Transport bosses have raised fears of long queues in British ports when the EU's new EES system comes into effect next year, but French border officials insist they will be ready to implement the new extra checks.

'We will be ready' vows France, amid fears of UK border chaos

The EU’s new EES system comes into effect in 2023 and many people – including the boss of the Port of Dover and the former UK ambassador to France – have raised concerns that the extra checks will lead to travel chaos on the UK-France border, and see a repeat of the long queues experienced last summer.

Port of Dover CEO Doug Bannister told The Local that he feared “tailbacks out of the port and throughout Kent” because the new system could take up to 10 minutes to process a car with four passengers, as opposed to 90 seconds currently.

EXPLAINED What the EES system means for travel to France in 2023

But French border control have insisted that they will be ready, replying to questions from the European Commission with “Oui, La France sera prête” (yes, France will be ready).

French officials said they had already undertaken extension preparation and would begin test runs of the new system in French border posts at the end of this year.

document shared recently by the secretariat of the EU Council (the EU institution representing member states) and published by Statewatch, a non-profit organisation that monitors civil liberties, shows how countries are preparing. 

“France has prepared very actively and will be on schedule for an EES implementation in compliance with the EU regulation,” French authorities say.

“The French authorities have carried out numerous studies and analyses, in cooperation with infrastructure managers, to map passenger flows at each border crossing post… and evaluate the EES impact on waiting times,” the document says. 

However, despite the preparation, the French admit that long waits at the border remain a worry, adding: “the prospect of the impact of EES on waiting times at the borders worries infrastructure managers.
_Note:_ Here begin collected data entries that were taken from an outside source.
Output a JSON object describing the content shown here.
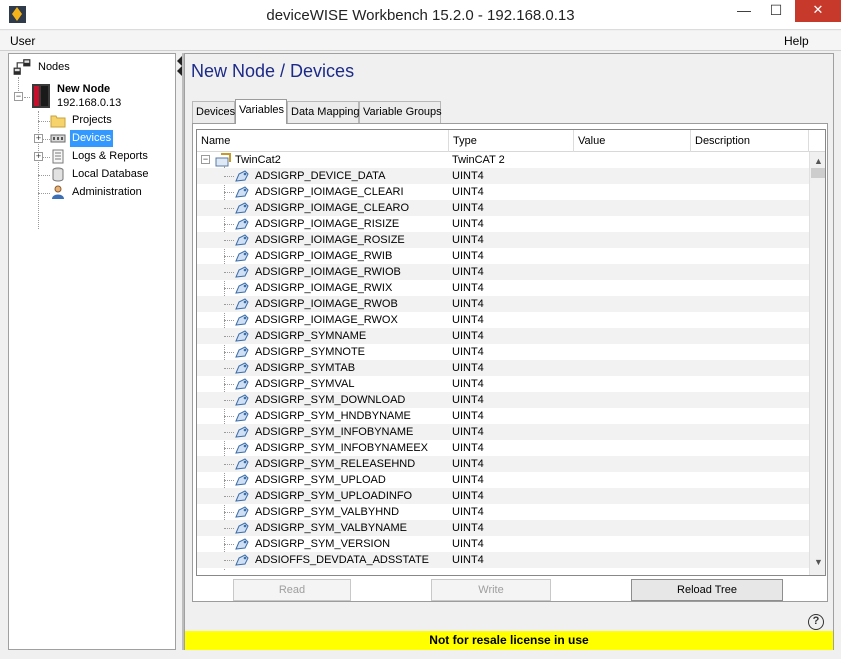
{
  "window": {
    "title": "deviceWISE Workbench 15.2.0  -  192.168.0.13",
    "min_glyph": "—",
    "max_glyph": "☐",
    "close_glyph": "✕"
  },
  "menu": {
    "user": "User",
    "help": "Help"
  },
  "sidebar": {
    "nodes_label": "Nodes",
    "node_name": "New Node",
    "node_ip": "192.168.0.13",
    "items": [
      {
        "label": "Projects",
        "icon": "folder-icon"
      },
      {
        "label": "Devices",
        "icon": "devices-icon",
        "selected": true
      },
      {
        "label": "Logs & Reports",
        "icon": "logs-icon"
      },
      {
        "label": "Local Database",
        "icon": "database-icon"
      },
      {
        "label": "Administration",
        "icon": "admin-user-icon"
      }
    ]
  },
  "main": {
    "title": "New Node / Devices",
    "tabs": [
      "Devices",
      "Variables",
      "Data Mapping",
      "Variable Groups"
    ],
    "active_tab": "Variables"
  },
  "grid": {
    "columns": [
      "Name",
      "Type",
      "Value",
      "Description"
    ],
    "root": {
      "name": "TwinCat2",
      "type": "TwinCAT 2"
    },
    "rows": [
      {
        "name": "ADSIGRP_DEVICE_DATA",
        "type": "UINT4"
      },
      {
        "name": "ADSIGRP_IOIMAGE_CLEARI",
        "type": "UINT4"
      },
      {
        "name": "ADSIGRP_IOIMAGE_CLEARO",
        "type": "UINT4"
      },
      {
        "name": "ADSIGRP_IOIMAGE_RISIZE",
        "type": "UINT4"
      },
      {
        "name": "ADSIGRP_IOIMAGE_ROSIZE",
        "type": "UINT4"
      },
      {
        "name": "ADSIGRP_IOIMAGE_RWIB",
        "type": "UINT4"
      },
      {
        "name": "ADSIGRP_IOIMAGE_RWIOB",
        "type": "UINT4"
      },
      {
        "name": "ADSIGRP_IOIMAGE_RWIX",
        "type": "UINT4"
      },
      {
        "name": "ADSIGRP_IOIMAGE_RWOB",
        "type": "UINT4"
      },
      {
        "name": "ADSIGRP_IOIMAGE_RWOX",
        "type": "UINT4"
      },
      {
        "name": "ADSIGRP_SYMNAME",
        "type": "UINT4"
      },
      {
        "name": "ADSIGRP_SYMNOTE",
        "type": "UINT4"
      },
      {
        "name": "ADSIGRP_SYMTAB",
        "type": "UINT4"
      },
      {
        "name": "ADSIGRP_SYMVAL",
        "type": "UINT4"
      },
      {
        "name": "ADSIGRP_SYM_DOWNLOAD",
        "type": "UINT4"
      },
      {
        "name": "ADSIGRP_SYM_HNDBYNAME",
        "type": "UINT4"
      },
      {
        "name": "ADSIGRP_SYM_INFOBYNAME",
        "type": "UINT4"
      },
      {
        "name": "ADSIGRP_SYM_INFOBYNAMEEX",
        "type": "UINT4"
      },
      {
        "name": "ADSIGRP_SYM_RELEASEHND",
        "type": "UINT4"
      },
      {
        "name": "ADSIGRP_SYM_UPLOAD",
        "type": "UINT4"
      },
      {
        "name": "ADSIGRP_SYM_UPLOADINFO",
        "type": "UINT4"
      },
      {
        "name": "ADSIGRP_SYM_VALBYHND",
        "type": "UINT4"
      },
      {
        "name": "ADSIGRP_SYM_VALBYNAME",
        "type": "UINT4"
      },
      {
        "name": "ADSIGRP_SYM_VERSION",
        "type": "UINT4"
      },
      {
        "name": "ADSIOFFS_DEVDATA_ADSSTATE",
        "type": "UINT4"
      }
    ]
  },
  "buttons": {
    "read": "Read",
    "write": "Write",
    "reload": "Reload Tree"
  },
  "help_glyph": "?",
  "license_text": "Not for resale license in use",
  "colors": {
    "title_blue": "#1c2a8a",
    "selection": "#3399ff",
    "license_yellow": "#ffff00",
    "close_red": "#c7392b"
  }
}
The fact remains that fluidity remains a concern, and that exchanges are continuing with each border post manager to make progress on this point.”
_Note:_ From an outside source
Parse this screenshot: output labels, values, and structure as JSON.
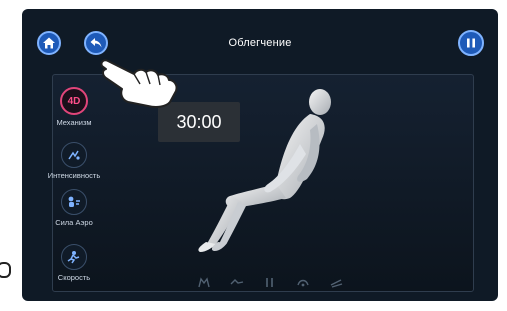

The EES system is due to come into effect in May 2023 and will be applied at all EU external borders – find full details on how it works HERE.

However there has been particular concern about the France-UK border due to three things; the high volume of traffic (in total over 60 million passengers cross the border each year); the fact that many travel by car on ferries and the Eurotunnel (while the EES system seems more designed with foot passengers in mind); and the Le Touquet agreement which means that French border control agents work in the British ports of Dover and Folkestone and at London St Pancras station.

EES is essentially a more thorough passport checking process with passengers required to provide biometric information including fingerprints and facial scans – border checks will therefore take longer per passenger, and this could have a big effect at busy crossing points like Dover.

The UK’s former ambassador to France, Lord Ricketts, told The Local: “I think the EES, in particular, will be massively disruptive at the Channel ports.”

The EU consultation documents also revealed more details of how EES will work on a practical level for car passengers – those travelling by ferry or Eurotunnel to France – with border agents set to use computer tablets to gather biometric information like fingerprints so that passengers don’t have to get out of their cars.

READ ALSO France to use iPads to check biometric data of passengers from UK

Doug Bannister added that Dover agents were “awaiting an invitation” to France to see how the new systems will work.